Charles Handy, a respected business thinker writes in a very simple and practical way. His ideas resonate with you. He challenges us to question our reliance on traditional definitions of ‘success’ and inspires us to find meaning and fulfillment in our personal lives. While we enjoy the material benefits and comforts of capitalism every day, we are also aware that this is what divides the rich from poor, consumes so much of our energies resulting in us not always having a contented life.

He asks both individuals and organisations to find purpose in the journey we take rather than focusing on money and profits, which are simply the means to keep us going. Handy relates to his own personal life by sharing his own excessive focus on his career and job titles leading to excluding his family and friends from his day-to-day orbit. Handy shows how we can all better ourselves and our companies while also contributing to a decent society.

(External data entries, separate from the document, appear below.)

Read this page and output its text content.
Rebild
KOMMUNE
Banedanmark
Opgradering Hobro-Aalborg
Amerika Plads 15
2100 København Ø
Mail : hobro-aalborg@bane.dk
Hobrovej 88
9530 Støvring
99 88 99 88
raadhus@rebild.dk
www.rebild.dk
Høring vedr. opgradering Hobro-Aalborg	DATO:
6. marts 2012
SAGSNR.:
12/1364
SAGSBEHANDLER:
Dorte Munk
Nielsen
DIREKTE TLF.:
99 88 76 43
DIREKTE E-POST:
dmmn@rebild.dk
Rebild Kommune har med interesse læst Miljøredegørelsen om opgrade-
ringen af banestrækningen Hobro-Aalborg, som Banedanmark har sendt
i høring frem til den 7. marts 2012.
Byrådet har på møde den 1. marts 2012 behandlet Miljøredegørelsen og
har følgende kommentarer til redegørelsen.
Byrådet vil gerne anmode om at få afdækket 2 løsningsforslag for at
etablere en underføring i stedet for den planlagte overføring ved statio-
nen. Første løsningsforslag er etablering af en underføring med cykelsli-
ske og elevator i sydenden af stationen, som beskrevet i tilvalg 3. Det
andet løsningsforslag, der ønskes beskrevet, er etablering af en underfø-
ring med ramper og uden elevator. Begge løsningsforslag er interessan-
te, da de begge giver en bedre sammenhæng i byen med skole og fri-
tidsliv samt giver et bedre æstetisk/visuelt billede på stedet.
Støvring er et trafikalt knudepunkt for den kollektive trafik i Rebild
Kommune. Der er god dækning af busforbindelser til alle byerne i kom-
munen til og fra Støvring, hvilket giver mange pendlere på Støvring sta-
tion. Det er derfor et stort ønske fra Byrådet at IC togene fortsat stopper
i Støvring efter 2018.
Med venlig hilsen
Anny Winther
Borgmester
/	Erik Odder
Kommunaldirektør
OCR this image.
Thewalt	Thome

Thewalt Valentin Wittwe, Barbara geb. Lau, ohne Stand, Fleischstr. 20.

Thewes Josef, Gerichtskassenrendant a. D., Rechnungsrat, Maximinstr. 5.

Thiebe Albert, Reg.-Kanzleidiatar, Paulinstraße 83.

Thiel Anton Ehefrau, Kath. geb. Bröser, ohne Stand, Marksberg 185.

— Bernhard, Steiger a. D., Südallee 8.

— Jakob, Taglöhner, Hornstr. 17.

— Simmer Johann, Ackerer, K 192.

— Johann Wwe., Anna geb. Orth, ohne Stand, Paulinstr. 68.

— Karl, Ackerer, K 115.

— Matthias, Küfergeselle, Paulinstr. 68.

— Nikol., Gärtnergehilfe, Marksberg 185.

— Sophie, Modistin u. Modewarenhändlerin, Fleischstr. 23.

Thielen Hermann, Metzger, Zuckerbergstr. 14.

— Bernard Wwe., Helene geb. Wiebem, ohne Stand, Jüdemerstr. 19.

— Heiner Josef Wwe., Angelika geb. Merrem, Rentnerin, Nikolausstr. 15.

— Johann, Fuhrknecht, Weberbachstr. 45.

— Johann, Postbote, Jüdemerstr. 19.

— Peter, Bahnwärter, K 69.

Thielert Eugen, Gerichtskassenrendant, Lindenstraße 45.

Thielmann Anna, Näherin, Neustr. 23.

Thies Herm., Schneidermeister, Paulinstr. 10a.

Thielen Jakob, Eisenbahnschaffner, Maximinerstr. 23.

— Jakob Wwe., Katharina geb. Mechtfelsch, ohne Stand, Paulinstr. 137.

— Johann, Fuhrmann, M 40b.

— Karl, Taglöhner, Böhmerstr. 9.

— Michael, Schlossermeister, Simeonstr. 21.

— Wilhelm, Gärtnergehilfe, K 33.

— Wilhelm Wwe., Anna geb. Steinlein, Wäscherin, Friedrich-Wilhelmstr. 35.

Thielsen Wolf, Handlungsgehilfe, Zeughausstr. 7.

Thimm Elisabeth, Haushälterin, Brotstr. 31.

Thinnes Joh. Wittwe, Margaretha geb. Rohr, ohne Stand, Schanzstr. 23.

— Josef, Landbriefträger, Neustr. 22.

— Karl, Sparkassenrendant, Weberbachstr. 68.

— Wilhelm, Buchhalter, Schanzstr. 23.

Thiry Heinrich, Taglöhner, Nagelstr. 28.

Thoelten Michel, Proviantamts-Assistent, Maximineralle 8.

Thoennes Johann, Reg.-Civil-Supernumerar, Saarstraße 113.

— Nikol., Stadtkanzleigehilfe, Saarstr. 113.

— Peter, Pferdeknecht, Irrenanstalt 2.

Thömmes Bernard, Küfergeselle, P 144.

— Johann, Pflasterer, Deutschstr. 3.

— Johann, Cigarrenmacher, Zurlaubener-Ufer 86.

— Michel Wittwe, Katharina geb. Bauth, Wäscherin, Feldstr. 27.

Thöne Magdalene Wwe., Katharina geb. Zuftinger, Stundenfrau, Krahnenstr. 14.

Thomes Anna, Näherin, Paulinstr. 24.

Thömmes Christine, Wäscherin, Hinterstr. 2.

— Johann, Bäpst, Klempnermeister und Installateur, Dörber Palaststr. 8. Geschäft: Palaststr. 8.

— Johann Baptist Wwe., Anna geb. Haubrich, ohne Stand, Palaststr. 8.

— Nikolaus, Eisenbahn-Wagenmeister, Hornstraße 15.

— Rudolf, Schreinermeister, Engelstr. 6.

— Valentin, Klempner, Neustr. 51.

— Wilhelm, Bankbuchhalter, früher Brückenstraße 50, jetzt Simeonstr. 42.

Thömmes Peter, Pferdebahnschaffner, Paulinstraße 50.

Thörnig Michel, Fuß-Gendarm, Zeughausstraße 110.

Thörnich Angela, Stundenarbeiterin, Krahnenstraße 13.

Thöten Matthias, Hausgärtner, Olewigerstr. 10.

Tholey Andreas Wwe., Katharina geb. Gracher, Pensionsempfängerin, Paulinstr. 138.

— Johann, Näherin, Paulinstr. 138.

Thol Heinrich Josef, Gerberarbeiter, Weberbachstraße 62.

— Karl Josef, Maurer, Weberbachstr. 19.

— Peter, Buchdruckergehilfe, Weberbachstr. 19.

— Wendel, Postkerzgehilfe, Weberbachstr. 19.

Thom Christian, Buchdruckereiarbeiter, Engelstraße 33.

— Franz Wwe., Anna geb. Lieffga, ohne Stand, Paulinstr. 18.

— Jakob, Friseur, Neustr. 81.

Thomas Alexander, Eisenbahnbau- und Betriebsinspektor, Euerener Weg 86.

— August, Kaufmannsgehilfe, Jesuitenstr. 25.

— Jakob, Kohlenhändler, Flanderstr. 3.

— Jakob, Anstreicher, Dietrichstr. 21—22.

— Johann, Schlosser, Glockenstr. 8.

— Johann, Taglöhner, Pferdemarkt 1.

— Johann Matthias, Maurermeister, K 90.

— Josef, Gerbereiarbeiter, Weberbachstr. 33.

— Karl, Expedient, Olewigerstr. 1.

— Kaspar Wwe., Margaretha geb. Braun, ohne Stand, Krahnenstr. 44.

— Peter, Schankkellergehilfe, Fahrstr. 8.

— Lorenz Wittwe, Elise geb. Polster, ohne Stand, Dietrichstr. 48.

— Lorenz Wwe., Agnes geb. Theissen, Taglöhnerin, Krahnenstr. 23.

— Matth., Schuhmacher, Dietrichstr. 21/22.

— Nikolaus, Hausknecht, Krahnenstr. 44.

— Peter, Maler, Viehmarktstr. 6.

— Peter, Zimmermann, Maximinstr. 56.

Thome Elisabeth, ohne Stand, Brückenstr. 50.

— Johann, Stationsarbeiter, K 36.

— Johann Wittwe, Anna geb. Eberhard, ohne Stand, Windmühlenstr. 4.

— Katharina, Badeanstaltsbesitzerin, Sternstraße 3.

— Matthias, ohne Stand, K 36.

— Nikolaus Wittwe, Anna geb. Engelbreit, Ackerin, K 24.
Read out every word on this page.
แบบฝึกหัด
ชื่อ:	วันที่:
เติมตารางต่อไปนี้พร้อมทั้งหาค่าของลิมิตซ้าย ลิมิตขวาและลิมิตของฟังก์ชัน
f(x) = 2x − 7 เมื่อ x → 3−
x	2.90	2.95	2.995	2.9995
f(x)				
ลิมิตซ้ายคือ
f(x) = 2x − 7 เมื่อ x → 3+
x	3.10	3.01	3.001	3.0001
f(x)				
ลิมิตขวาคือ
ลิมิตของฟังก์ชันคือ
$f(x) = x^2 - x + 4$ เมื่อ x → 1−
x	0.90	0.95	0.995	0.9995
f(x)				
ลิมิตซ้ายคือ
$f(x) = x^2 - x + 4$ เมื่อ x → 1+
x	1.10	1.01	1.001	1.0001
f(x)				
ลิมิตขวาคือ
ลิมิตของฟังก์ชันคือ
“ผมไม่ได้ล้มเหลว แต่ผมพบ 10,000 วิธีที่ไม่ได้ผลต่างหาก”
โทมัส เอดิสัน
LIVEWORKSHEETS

I loved his use of the Japanese concept of “chindogu,” which clearly labelled clutter and overabundance. Very often, I have been dumfounded by the influence of chindogu on people in our materialistic world. In a world where enough is never enough, They create an environment that influences people to want more and more. It is a consumption-driven world. We want something not because we need it, but because of human desire, envy and greed. As they say, we have a washing machine with 16 programmes, of which we only use four. We have televisions and mobile phones that offer all kinds of apps that we hardly use. We keep changing mobile phones and cars not because we need them but because that’s the trend. We keep wanting more and more. This chindogu, Handy says leads to a situation where “buoyant consumer demand” would mean “a world full of junk.” In such a world, Handy says, “waste collection and recycling become boom industries” and “thrift shops thrive.” To save us from this unpleasant reality, utilitarianism has to win over materialism. Instead of continually hoarding things, we have to be practical and functional. Charles Handy explains that money and efficiency aren’t the bottom line. He disapproves of the notion that you can run your life as a business. He champions the notion of “enough” to put a brake on rampant capitalism and materialism.

This book is a rare combination of engaging storytelling, philosophical exploration, and down-to-earth wisdom. The book offers readers a powerful tonic for the materialistic lives we have prescribed for ourselves. The book offers an inspiring message of hope. Charles Handy has consistently articulated how we can all better ourselves and our companies while also contributing to a decent society. He relates a Chinese poem translated by Arthur Waley: you can’t live in more than one room at once. Strangely, very few of us get it.